少年は再び帰路に着いた

「アドル、大丈夫かな……」

「中を監視しておいた方がいいかのう?」


 ドアに手を伸ばしかけたトールを、ザラムが険しい顔で止めた。


「止めろ」

「……冗談じゃ」


 少し憮然とした表情でトールが返した。今度は彼らが険悪な関係になるのかと心配したが、トールはすぐ表情を戻してザラムに話しかけた。




「今回の事はザラムの功績じゃの」

「……オレ? なぜ?」

「最初にアドルの様子がおかしい事に気が付いたのは、おぬしと聞いておる。それに今、引き返して話ができておるのも、おぬしのおかげじゃ」

「別に……オレ、関係ない。……オレ、言わなくても、行動してた。アドルなら。……ちょっと、早く、なった……かも、しれないけど……」


 ザラムがいつもより長く話している気がする。必死で言い訳しているように聞こえて、なんだかおかしかった。






 それほど長くは待たず、部屋のドアが開いた。アドルが先に出てきて、その後からホークが姿を見せた。


「アドル! ……もういいの? 話したい事、話せた?」

「うん……」


 アドルが顔を伏せて小さな声で返事をした。その目が赤くなっていたので驚いた。泣き声なんて聞こえなかったのに。


「先生?」


 責めるようにホークを睨むと、アドルがあわてて顔を上げた。


「いや、兄上は……あ、えっと、先生は、悪くないから! それに……悲しくて涙が出たわけじゃないし……僕、嬉しくて……」


 そう言いながら、アドルの目の端に涙が湧いてきた。本人もそれに気づいて、手の甲でごしごしと拭った。


「大丈夫! 僕、もう、大丈夫だから……」




 アドルはホークに向き合って、頭を下げた。


「先生。今日は、ありがとうございました」

「その呼び方も、敬語も、次からでいいから。ここに居る皆は知っているのだからね。……まだ、他人行儀はしてほしくないな」

「は、はい……あ、ちが……その……」


 彼は少し恥ずかしそうにうつむいた。みんなが優しい目で見守る中、上げた顔は輝いているように見えた。


「……ありがとう、兄上!」






 再び帰路に着いて、アドルはまたゆっくりと話し始めた。歩みも遅かった。急いだほうがいいのかもしれない。でも今は、そんな事はどうでもよかった。

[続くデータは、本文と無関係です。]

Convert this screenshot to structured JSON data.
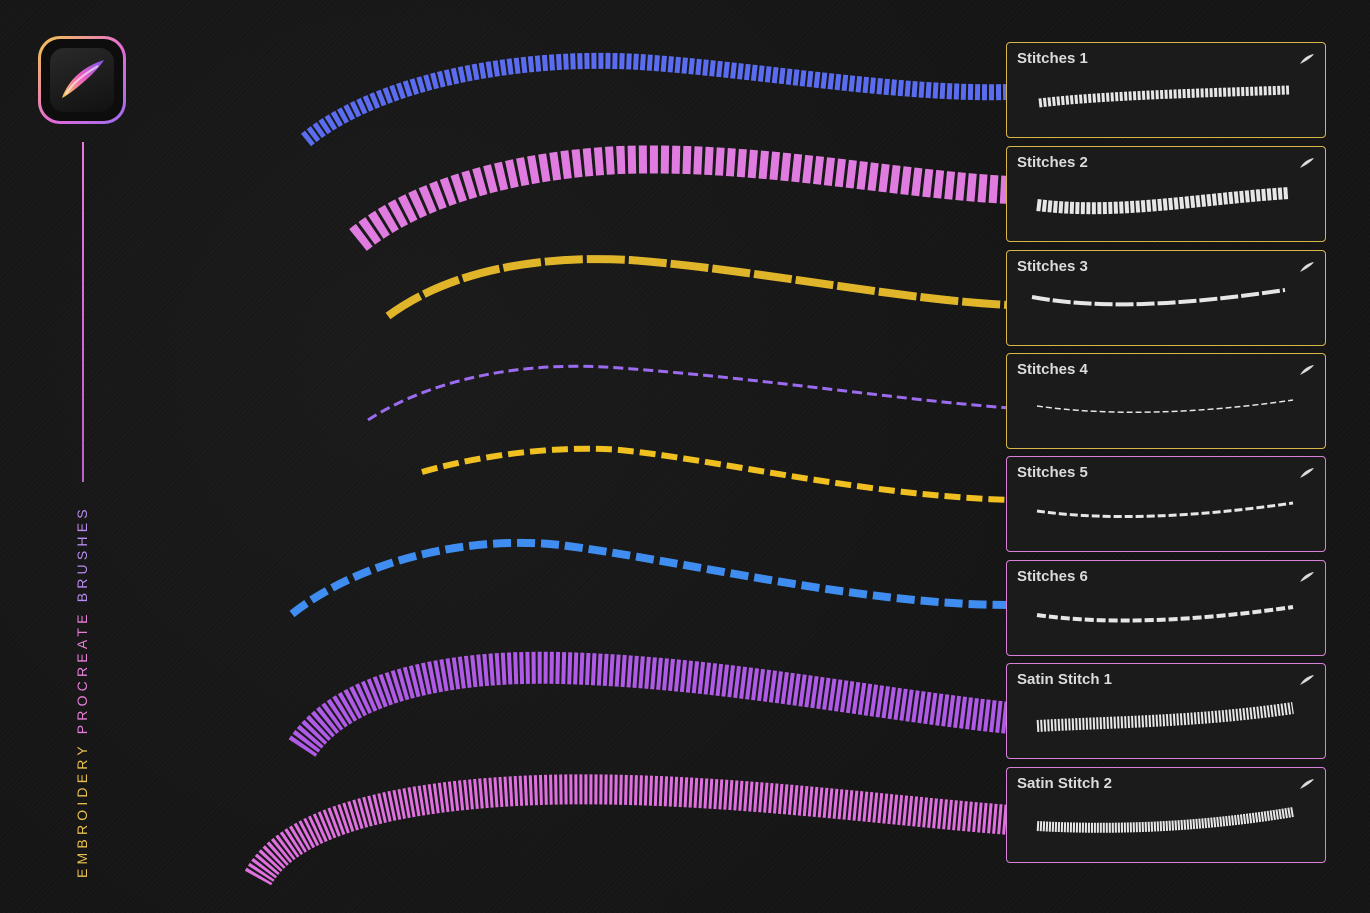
{
  "sidebar": {
    "app_icon": "procreate-brush-icon",
    "title_words": [
      "EMBROIDERY",
      "PROCREATE",
      "BRUSHES"
    ]
  },
  "colors": {
    "background": "#161616",
    "gold": "#e9c150",
    "pink": "#e77fd9",
    "violet": "#b98af2"
  },
  "brushes": [
    {
      "name": "Stitches 1",
      "color": "#5a6cf0",
      "border": "gold"
    },
    {
      "name": "Stitches 2",
      "color": "#e07ce0",
      "border": "gold"
    },
    {
      "name": "Stitches 3",
      "color": "#e0b52a",
      "border": "gold"
    },
    {
      "name": "Stitches 4",
      "color": "#9b6cf0",
      "border": "gold"
    },
    {
      "name": "Stitches 5",
      "color": "#f0c020",
      "border": "pink"
    },
    {
      "name": "Stitches 6",
      "color": "#3f8df0",
      "border": "pink"
    },
    {
      "name": "Satin Stitch 1",
      "color": "#b05ae8",
      "border": "pink"
    },
    {
      "name": "Satin Stitch 2",
      "color": "#e070e0",
      "border": "pink"
    }
  ]
}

「兄上ね、ずっと僕に謝りたかったんだって。それは僕の方だったのに。兄弟で同じ事考えていたなんて、変だよね」

「そんな事ないヨ。お互いがお互いを大事に思ってたって事じゃない」


 アイラスの言葉に、アドルが嬉しそうに笑った。柔らかい魔法の光に照らされた彼の顔は、とても美しかった。




「今後はどうなるのじゃ?」

「前にも言った通り、何も変わらないよ。ただ、時々会いに来てくれるって。僕が保護区に行くわけには、中々いかないからね」


 いや、前に見舞いに来たじゃないか。そのせいで変な噂が立って大変なんだけど。そう責めたい気持ちを、ぐっと我慢した。




「ニーナの館まで来てくれるノ?」

「今はそうだけど……僕が城に戻ったら城に、かな」

「城に、入れるノ?」


 追い返されそうになった事のあるアイラスが、心配そうに言った。ロムも同じ心配をした。

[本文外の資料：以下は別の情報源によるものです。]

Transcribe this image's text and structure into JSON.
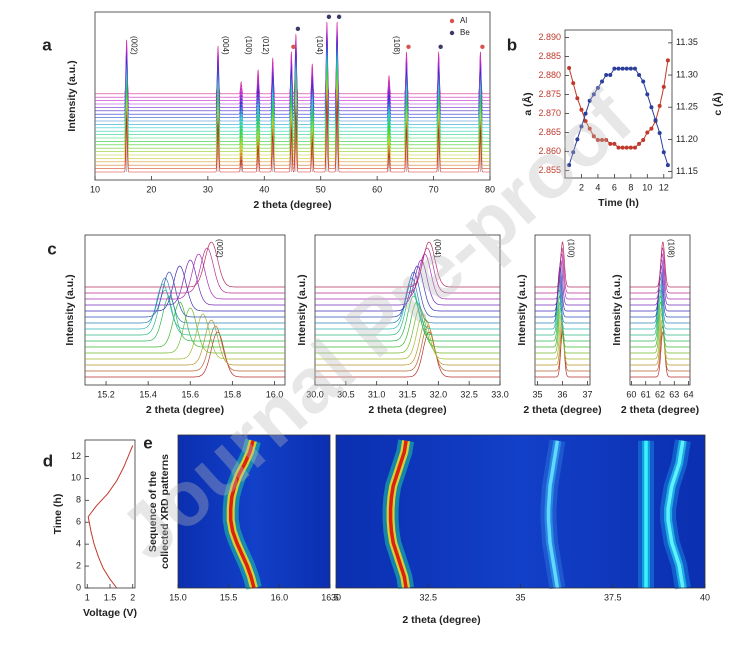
{
  "watermark": "Journal Pre-proof",
  "chart_data": [
    {
      "type": "xrd",
      "panel": "a",
      "xlabel": "2 theta (degree)",
      "ylabel": "Intensity (a.u.)",
      "xlim": [
        10,
        80
      ],
      "xticks": [
        10,
        20,
        30,
        40,
        50,
        60,
        70,
        80
      ],
      "peaks": {
        "x": [
          15.6,
          31.8,
          35.9,
          38.9,
          41.5,
          44.8,
          45.6,
          48.5,
          51.1,
          52.9,
          62.1,
          65.2,
          70.9,
          78.3
        ],
        "values": [
          90,
          80,
          20,
          40,
          60,
          70,
          100,
          50,
          120,
          120,
          30,
          70,
          70,
          70
        ]
      },
      "annotations": [
        {
          "text": "(002)",
          "x": 15.6
        },
        {
          "text": "(004)",
          "x": 31.8
        },
        {
          "text": "(100)",
          "x": 35.9
        },
        {
          "text": "(012)",
          "x": 38.9
        },
        {
          "text": "(104)",
          "x": 48.5
        },
        {
          "text": "(108)",
          "x": 62.1
        }
      ],
      "series": [
        {
          "name": "Al",
          "color": "#d9534f",
          "x": [
            44.8,
            65.2,
            78.3
          ]
        },
        {
          "name": "Be",
          "color": "#3a3a6a",
          "x": [
            45.6,
            51.1,
            52.9,
            70.9
          ]
        }
      ]
    },
    {
      "type": "line",
      "panel": "b",
      "xlabel": "Time (h)",
      "ylabel": "a (Å)",
      "y2label": "c (Å)",
      "markers": true,
      "xlim": [
        0,
        13
      ],
      "xticks": [
        2,
        4,
        6,
        8,
        10,
        12
      ],
      "ylim": [
        2.853,
        2.892
      ],
      "yticks": [
        2.855,
        {
          "value": 2.86,
          "label": "2.860"
        },
        2.865,
        {
          "value": 2.87,
          "label": "2.870"
        },
        2.875,
        {
          "value": 2.88,
          "label": "2.880"
        },
        2.885,
        {
          "value": 2.89,
          "label": "2.890"
        }
      ],
      "y2lim": [
        11.14,
        11.37
      ],
      "y2ticks": [
        11.15,
        {
          "value": 11.2,
          "label": "11.20"
        },
        11.25,
        {
          "value": 11.3,
          "label": "11.30"
        },
        11.35
      ],
      "x": [
        0.5,
        1,
        1.5,
        2,
        2.5,
        3,
        3.5,
        4,
        4.5,
        5,
        5.5,
        6,
        6.5,
        7,
        7.5,
        8,
        8.5,
        9,
        9.5,
        10,
        10.5,
        11,
        11.5,
        12,
        12.5
      ],
      "series": [
        {
          "color": "#c0392b",
          "axis": "y",
          "values": [
            2.882,
            2.878,
            2.874,
            2.871,
            2.868,
            2.866,
            2.864,
            2.863,
            2.863,
            2.863,
            2.862,
            2.862,
            2.861,
            2.861,
            2.861,
            2.861,
            2.861,
            2.862,
            2.863,
            2.865,
            2.866,
            2.868,
            2.872,
            2.877,
            2.884
          ]
        },
        {
          "color": "#2c3e9c",
          "axis": "y2",
          "values": [
            11.16,
            11.18,
            11.2,
            11.22,
            11.24,
            11.26,
            11.27,
            11.28,
            11.29,
            11.3,
            11.3,
            11.31,
            11.31,
            11.31,
            11.31,
            11.31,
            11.31,
            11.3,
            11.29,
            11.27,
            11.25,
            11.23,
            11.21,
            11.18,
            11.16
          ]
        }
      ]
    },
    {
      "type": "peak_shift",
      "panel": "c",
      "xlabel": "2 theta (degree)",
      "ylabel": "Intensity (a.u.)",
      "annotation": "(002)",
      "xlim": [
        15.1,
        16.05
      ],
      "xticks": [
        15.2,
        15.4,
        15.6,
        15.8,
        {
          "value": 16,
          "label": "16.0"
        }
      ],
      "x": [
        15.73,
        15.72,
        15.7,
        15.66,
        15.6,
        15.55,
        15.5,
        15.48,
        15.47,
        15.48,
        15.5,
        15.55,
        15.6,
        15.64,
        15.68,
        15.7
      ]
    },
    {
      "type": "peak_shift",
      "xlabel": "2 theta (degree)",
      "ylabel": "Intensity (a.u.)",
      "annotation": "(004)",
      "xlim": [
        30,
        33
      ],
      "xticks": [
        {
          "value": 30,
          "label": "30.0"
        },
        30.5,
        {
          "value": 31,
          "label": "31.0"
        },
        31.5,
        {
          "value": 32,
          "label": "32.0"
        },
        32.5,
        {
          "value": 33,
          "label": "33.0"
        }
      ],
      "x": [
        31.85,
        31.83,
        31.8,
        31.75,
        31.7,
        31.65,
        31.6,
        31.57,
        31.56,
        31.57,
        31.6,
        31.66,
        31.72,
        31.78,
        31.82,
        31.85
      ]
    },
    {
      "type": "peak_shift",
      "xlabel": "2 theta (degree)",
      "ylabel": "Intensity (a.u.)",
      "annotation": "(100)",
      "xlim": [
        34.9,
        37.1
      ],
      "xticks": [
        35,
        36,
        37
      ],
      "x": [
        36.0,
        36.0,
        35.98,
        35.95,
        35.92,
        35.9,
        35.88,
        35.86,
        35.85,
        35.86,
        35.88,
        35.9,
        35.93,
        35.96,
        35.98,
        36.0
      ]
    },
    {
      "type": "peak_shift",
      "xlabel": "2 theta (degree)",
      "ylabel": "Intensity (a.u.)",
      "annotation": "(108)",
      "xlim": [
        59.9,
        64.1
      ],
      "xticks": [
        60,
        61,
        62,
        63,
        64
      ],
      "x": [
        62.2,
        62.18,
        62.15,
        62.12,
        62.08,
        62.05,
        62.02,
        62.0,
        62.0,
        62.02,
        62.05,
        62.08,
        62.12,
        62.15,
        62.18,
        62.2
      ]
    },
    {
      "type": "line",
      "panel": "d",
      "xlabel": "Voltage (V)",
      "ylabel": "Time (h)",
      "color": "#c0392b",
      "xlim": [
        0.95,
        2.05
      ],
      "xticks": [
        1,
        1.5,
        2
      ],
      "ylim": [
        0,
        13.5
      ],
      "yticks": [
        0,
        2,
        4,
        6,
        8,
        10,
        12
      ],
      "x": [
        1.65,
        1.5,
        1.35,
        1.25,
        1.15,
        1.08,
        1.02,
        1.2,
        1.45,
        1.65,
        1.8,
        1.9,
        2.0
      ],
      "values": [
        0,
        0.8,
        1.8,
        2.8,
        4,
        5.2,
        6.5,
        7.5,
        8.6,
        9.8,
        11,
        12,
        13
      ]
    },
    {
      "type": "heatmap",
      "panel": "e",
      "xlabel": "2 theta (degree)",
      "ylabel": [
        "Sequence of the",
        "collected XRD patterns"
      ],
      "ylim": [
        0,
        13.5
      ],
      "y": [
        0,
        1,
        2,
        3,
        4,
        5,
        6,
        7,
        8,
        9,
        10,
        11,
        12,
        13
      ],
      "panels": [
        {
          "xlim": [
            15,
            16.5
          ],
          "xticks": [
            {
              "value": 15,
              "label": "15.0"
            },
            15.5,
            {
              "value": 16,
              "label": "16.0"
            },
            16.5
          ],
          "ridges": [
            {
              "colors": [
                "#e02010",
                "#f0e020",
                "#20c8a0"
              ],
              "x": [
                15.75,
                15.72,
                15.68,
                15.63,
                15.58,
                15.54,
                15.52,
                15.52,
                15.53,
                15.56,
                15.6,
                15.66,
                15.71,
                15.74
              ]
            }
          ]
        },
        {
          "xlim": [
            30,
            40
          ],
          "xticks": [
            30,
            32.5,
            35,
            37.5,
            40
          ],
          "ridges": [
            {
              "colors": [
                "#e02010",
                "#f0e020",
                "#20c8a0"
              ],
              "x": [
                31.9,
                31.85,
                31.75,
                31.65,
                31.55,
                31.5,
                31.48,
                31.48,
                31.5,
                31.55,
                31.65,
                31.75,
                31.85,
                31.9
              ]
            },
            {
              "colors": [
                "#60d8ff",
                "#2a90e8",
                "#2a70d8"
              ],
              "x": [
                36.0,
                35.95,
                35.9,
                35.85,
                35.8,
                35.78,
                35.76,
                35.76,
                35.78,
                35.8,
                35.85,
                35.9,
                35.95,
                36.0
              ]
            },
            {
              "colors": [
                "#40f0ff",
                "#10b0e0",
                "#1a80e0"
              ],
              "x": [
                38.4,
                38.4,
                38.4,
                38.4,
                38.4,
                38.4,
                38.4,
                38.4,
                38.4,
                38.4,
                38.4,
                38.4,
                38.4,
                38.4
              ]
            },
            {
              "colors": [
                "#60f0ff",
                "#20b8e8",
                "#1a80e0"
              ],
              "x": [
                39.4,
                39.35,
                39.3,
                39.2,
                39.1,
                39.05,
                39.0,
                39.0,
                39.05,
                39.1,
                39.2,
                39.3,
                39.35,
                39.4
              ]
            }
          ]
        }
      ]
    }
  ]
}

「今までも、城にはよく足を運んでたんだって。城下の情報を提供してくれる組織があると聞いてたんだけど、その代表が兄上だったんだよ。追放された後も、尽くしてくれていたんだね」


 アドルは顔を輝かせて語ったけれど、ロムは内心、裏社会の元締めかよと突っ込んだ。それもまた、ホークにすごく似合いそうだと思った。

 情報は力だ。レヴィと画商の間を取り持ったり、大型討伐や叙任式にやたらと詳しかった事も、そういう力と情報網を持っていたからだとわかると、納得がいった。


 でも情報提供なんて無報酬でやる事じゃないし、彼の言う尽くすという言葉は何か違う気がする。でも、そこを言及するのは無粋だと思って黙っていた。




「兄上ね、とても顔が広いみたいなんだ。王家の肩書なんか無くても、人の信頼を集められるんだ! すごいよね!」


 アドルの兄自慢はとどまるところを知らず、やっぱり言っちゃおうかなと考えていたら、前方から誰かが歩いてくる気配があった。




 今日みたいな月のない夜を出歩く輩に、真っ当な者は居ない。ザラムもそれに気づいていた。二人はみんなより前に出て、無言で行く先を制した。




「その警戒は正解だ。今は勘違いだがな」




 現れた人物は、レヴィだった。